In the app, only the flags for live processing and for automatic saving of results need to be set.

Live processing#

The live processing flag determines whether pydidas will check all files at the start of processing or accept file names without corresponding written files. This flag is modified using the live_processing Parameter:

>>> import pydidas
>>> app = pydidas.apps.ExecuteWorkflowApp()
>>> app.set_param_value('live_processing', True)

Automatic saving#

The ExecuteWorkflowApp includes the possibility to write results dynamically to disk as soon as they have been processed. The behaviour is controlled by the autosave_results``flag. A parent directory for all results must be defined using the :py:data:`autosave_dir Parameter and the saving format can be selected using the autosave_format Parameter. The different formats are predefined and only implemented formats can be chosen. To query the available choices, please look at the code in the example below:

>>> import pydidas
>>> app = pydidas.apps.ExecuteWorkflowApp()

# We will activate the auto-saving and specify the path:
>>> app.set_param_value('autosave_results', True)
>>> app.set_param_value('autosave_dir', '/scratch/data/scan42_results')

# To check, for the available formats, we need to get the Parameter and check
# its choices property:
>>> app.get_param('autosave_format').choices
['None', 'HDF5']

# Now, update the formats:
>>> app.set_param_value('autosave_format', 'HDF5')

Warning

Note that auto-saving each frame will result will have a significant performance cost because the output files will need to be accessed for each processed scan point. Using auto-saving is only encouraged for very long processing times, e.g. multiple fittings for each scan data point.

Running the ExecuteWorkflowApp#

Once configured, the ExecuteWorkflowApp is run like any pydidas app, as described in detail in Running pydidas applications.
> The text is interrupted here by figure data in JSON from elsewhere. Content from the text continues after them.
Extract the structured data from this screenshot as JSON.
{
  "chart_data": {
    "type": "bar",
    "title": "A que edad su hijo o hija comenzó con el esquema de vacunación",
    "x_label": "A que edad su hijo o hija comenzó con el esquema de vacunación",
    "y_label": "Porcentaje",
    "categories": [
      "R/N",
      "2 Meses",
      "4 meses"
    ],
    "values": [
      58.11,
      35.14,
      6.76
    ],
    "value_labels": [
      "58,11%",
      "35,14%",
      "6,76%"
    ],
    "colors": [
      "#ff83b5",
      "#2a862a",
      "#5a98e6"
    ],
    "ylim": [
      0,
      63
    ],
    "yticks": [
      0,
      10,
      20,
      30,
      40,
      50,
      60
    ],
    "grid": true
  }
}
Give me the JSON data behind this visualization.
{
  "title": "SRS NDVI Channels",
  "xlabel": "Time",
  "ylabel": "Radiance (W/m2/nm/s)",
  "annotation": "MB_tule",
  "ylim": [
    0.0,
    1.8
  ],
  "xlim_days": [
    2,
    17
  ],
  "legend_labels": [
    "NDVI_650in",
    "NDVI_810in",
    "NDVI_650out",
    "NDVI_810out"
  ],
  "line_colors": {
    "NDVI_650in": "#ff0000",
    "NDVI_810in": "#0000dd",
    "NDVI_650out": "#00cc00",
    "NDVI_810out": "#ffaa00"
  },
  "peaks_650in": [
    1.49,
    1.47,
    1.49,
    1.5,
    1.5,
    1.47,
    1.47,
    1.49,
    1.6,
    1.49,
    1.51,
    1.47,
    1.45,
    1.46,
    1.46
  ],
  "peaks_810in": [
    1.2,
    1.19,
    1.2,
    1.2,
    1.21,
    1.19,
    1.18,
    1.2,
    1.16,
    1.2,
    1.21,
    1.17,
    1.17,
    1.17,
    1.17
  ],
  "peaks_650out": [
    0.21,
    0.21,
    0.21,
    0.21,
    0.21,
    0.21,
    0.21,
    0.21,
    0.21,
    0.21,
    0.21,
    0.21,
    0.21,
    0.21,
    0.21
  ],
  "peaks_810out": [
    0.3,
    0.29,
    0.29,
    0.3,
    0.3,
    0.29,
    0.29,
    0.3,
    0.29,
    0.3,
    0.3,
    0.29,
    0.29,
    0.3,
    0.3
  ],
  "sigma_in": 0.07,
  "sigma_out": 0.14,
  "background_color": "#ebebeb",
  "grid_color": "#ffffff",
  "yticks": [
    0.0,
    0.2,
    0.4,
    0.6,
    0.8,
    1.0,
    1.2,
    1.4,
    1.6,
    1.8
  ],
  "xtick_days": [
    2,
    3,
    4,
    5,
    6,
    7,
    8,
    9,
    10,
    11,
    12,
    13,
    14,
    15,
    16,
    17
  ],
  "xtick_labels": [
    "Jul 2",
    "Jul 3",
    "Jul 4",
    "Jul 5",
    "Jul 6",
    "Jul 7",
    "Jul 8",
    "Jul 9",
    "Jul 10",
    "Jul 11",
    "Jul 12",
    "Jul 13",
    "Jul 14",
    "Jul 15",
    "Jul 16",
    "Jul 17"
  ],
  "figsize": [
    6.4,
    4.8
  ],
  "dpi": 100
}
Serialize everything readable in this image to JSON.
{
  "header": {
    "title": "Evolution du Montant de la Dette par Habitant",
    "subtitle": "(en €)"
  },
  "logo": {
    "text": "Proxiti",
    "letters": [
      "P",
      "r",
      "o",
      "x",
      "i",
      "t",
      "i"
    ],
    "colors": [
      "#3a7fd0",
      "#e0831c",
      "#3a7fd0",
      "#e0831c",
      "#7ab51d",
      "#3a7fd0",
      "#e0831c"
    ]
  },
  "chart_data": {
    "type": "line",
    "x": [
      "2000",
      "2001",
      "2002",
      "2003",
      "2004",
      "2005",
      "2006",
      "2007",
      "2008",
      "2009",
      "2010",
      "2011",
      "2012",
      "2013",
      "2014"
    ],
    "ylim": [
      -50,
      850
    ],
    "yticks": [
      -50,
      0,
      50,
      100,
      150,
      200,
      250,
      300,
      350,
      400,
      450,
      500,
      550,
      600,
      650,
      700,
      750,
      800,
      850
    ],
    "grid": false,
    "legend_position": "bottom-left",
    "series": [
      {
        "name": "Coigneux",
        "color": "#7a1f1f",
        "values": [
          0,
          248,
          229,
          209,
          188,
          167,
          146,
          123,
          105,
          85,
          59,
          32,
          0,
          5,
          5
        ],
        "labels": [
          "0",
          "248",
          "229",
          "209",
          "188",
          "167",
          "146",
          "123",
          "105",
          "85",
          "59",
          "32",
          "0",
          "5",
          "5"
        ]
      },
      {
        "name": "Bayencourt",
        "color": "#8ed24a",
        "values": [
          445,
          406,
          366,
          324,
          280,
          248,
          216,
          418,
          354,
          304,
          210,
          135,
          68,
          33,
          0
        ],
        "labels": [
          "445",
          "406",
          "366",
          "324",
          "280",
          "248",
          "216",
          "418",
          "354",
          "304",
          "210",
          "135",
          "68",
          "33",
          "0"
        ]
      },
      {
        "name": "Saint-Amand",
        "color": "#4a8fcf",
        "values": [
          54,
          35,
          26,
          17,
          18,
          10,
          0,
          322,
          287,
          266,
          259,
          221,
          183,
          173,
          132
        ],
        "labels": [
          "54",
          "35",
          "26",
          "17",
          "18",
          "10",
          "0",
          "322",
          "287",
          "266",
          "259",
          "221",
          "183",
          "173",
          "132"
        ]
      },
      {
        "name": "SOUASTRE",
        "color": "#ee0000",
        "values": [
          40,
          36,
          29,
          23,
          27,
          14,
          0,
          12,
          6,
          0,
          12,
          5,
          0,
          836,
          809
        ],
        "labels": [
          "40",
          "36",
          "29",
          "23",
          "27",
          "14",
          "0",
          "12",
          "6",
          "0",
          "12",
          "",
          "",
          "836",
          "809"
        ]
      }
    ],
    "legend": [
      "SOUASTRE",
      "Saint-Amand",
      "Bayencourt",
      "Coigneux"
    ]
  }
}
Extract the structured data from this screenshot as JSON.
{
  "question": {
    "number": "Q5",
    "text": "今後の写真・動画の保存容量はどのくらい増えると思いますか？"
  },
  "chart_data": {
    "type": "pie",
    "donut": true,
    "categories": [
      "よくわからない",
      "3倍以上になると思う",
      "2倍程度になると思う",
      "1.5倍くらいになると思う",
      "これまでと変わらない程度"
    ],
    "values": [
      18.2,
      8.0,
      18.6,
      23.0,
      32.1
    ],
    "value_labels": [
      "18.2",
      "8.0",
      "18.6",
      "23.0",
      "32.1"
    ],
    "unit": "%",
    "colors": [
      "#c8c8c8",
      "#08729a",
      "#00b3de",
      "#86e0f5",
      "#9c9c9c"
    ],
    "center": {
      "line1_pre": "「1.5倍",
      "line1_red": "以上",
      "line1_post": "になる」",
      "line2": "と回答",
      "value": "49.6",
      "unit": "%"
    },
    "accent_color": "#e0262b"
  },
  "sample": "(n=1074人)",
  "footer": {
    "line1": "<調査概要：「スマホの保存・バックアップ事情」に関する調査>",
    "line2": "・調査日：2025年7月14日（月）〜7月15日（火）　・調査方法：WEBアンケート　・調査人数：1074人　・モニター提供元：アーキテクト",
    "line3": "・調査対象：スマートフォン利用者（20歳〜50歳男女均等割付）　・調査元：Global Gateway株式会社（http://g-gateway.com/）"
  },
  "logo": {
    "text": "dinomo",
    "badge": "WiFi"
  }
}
As a recap, to run the app serially, use the run method:

>>> import pydidas
>>> app = pydidas.apps.ExecuteWorkflowApp()
>>> app.run()

To run it utilizing parallelization, set up an AppRunner and use the start method:

>>> app = pydidas.apps.ExecuteWorkflowApp()
>>> runner = pydidas.multiprocessing.AppRunner(app)
>>> runner.start()
# After running, get the updated app with the results back:
>>> app = runner.get_app()

Accessing results#

Using autosave#

If autosave has been enabled, the results are written to files and can be accessed externally by any program which can read the defined data type.

Note

Please be advised that accessing the data while processing is still running can corrupt the output files and make them illegible.

Accessing results within Python#

The results from the ExecuteWorkflowApp are written in the global WorkflowResults (the Singleton instance of WorkflowResults) which is described in detail in The WorkflowResults class.

List of all ExecuteWorkflowApp Parameters#

  • live_processing (type: bool, default: False)

    Set live processing to True if the files do not yet exist at process startup. This will skip checks on file existence and size.

  • autosave_results (type: bool, default: False)

    Save the results automatically after finishing processing. The results for each plugin will be saved in a separete file (or files if multiple formats have been selected).

  • autosave_dir (type: Union[str, Path], default: [empty])

    The directory for autosave files.

  • autosave_format (type: str, default: ‘HDF5’)

    The file format(s) for the data to be saved after the workflow has been excuted. All data will be saved in a single folder for each run with one file for each plugin. Note that the Parameter choices are defined in pydidas and the value can only correspond to any of these choices.